GALLATIN, Tenn. -- Residents began cleaning up and rebuilding yesterday, a day after tornadoes killed 12 people in Tennessee in the second wave of violent weather to hit the state in less than a week.
''We'll get on our feet again," Bernard Tavers said as he surveyed the demolished homes and piles of rubble in his neighborhood.
Crews worked to clear away the wreckage and restore services, but some people may have to go without electricity for a week, officials said.
Police patrolled the wrecked neighborhoods yesterday, but there were no reports of looting. Bystanders were warned not to smoke because of leaking gas.
The tornado's path through the Gallatin area was 150 to 200 yards wide and at least 10 miles long, said Jimmy Templeton of the Sumner County Sheriff's Department.
Nearly 170 homes and eight businesses in Gallatin and other parts of Sumner County were damaged or destroyed, said Sonny Briggance, rescue chief for the county's emergency management agency.
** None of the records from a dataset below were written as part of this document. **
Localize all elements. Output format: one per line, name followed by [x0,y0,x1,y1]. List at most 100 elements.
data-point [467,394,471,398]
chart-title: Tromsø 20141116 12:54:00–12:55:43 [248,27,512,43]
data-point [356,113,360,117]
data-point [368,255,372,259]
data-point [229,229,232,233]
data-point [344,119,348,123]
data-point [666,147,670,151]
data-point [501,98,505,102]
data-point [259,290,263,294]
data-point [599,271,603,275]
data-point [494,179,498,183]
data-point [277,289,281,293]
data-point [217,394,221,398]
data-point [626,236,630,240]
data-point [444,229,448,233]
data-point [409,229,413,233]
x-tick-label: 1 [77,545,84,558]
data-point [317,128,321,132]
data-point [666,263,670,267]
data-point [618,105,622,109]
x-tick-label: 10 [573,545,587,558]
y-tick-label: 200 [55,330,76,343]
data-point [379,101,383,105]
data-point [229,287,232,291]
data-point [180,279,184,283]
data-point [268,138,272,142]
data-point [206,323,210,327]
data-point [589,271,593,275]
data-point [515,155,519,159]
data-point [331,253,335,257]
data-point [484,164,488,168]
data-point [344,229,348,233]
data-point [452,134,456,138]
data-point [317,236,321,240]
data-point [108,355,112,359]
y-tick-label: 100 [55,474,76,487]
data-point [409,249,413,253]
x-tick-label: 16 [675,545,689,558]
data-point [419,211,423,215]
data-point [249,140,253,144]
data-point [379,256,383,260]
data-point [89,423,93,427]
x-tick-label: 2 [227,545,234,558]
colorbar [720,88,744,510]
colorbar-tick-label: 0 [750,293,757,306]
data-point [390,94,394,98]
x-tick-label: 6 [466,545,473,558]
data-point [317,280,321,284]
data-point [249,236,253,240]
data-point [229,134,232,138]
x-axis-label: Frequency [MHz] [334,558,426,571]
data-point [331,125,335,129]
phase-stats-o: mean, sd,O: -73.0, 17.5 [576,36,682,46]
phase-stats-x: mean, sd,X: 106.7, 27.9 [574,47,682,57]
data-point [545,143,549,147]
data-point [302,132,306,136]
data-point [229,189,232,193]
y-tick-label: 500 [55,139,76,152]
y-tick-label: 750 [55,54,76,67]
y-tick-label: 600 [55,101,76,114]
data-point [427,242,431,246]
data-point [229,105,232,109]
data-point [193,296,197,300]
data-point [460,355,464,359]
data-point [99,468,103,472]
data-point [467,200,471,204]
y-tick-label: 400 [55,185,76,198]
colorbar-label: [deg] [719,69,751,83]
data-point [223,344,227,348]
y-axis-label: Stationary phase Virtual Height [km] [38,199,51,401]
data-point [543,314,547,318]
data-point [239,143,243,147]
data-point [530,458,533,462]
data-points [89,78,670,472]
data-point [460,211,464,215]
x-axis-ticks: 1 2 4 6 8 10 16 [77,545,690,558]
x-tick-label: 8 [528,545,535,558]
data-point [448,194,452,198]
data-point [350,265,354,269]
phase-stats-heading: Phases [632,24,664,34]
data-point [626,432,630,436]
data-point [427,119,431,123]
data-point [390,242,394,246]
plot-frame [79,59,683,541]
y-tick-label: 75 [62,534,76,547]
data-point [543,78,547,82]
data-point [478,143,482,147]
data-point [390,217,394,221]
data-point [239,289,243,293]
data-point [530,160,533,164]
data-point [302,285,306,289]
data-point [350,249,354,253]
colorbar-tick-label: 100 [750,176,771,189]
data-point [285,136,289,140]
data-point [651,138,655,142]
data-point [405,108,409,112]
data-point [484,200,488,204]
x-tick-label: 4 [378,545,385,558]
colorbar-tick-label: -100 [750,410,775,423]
Several multimillion-dollar homes were pulverized in one subdivision.
Talmadge Woodall described the twister that destroyed his house Friday afternoon as ''rolling, throwing debris hundreds of feet in the air." He lived in an upscale subdivision of Gallatin, about 24 miles northeast of Nashville.
''These were at least half-million-dollar homes or better," said Woodall, 81. ''Now there's nothing left. I didn't even have a shingle off my house."
Later Friday and early yesterday, another line of severe thunderstorms rolled through Alabama and Georgia. Homes and businesses were damaged in the Atlanta suburbs, but the National Weather Service had not confirmed whether the area was hit by tornadoes.
''Several businesses are totally destroyed. Trees literally are sitting inside of houses," said John Oxendine, Georgia insurance commissioner. Several people were injured in Alabama, two by falling trees, but no deaths were reported, officials said yesterday.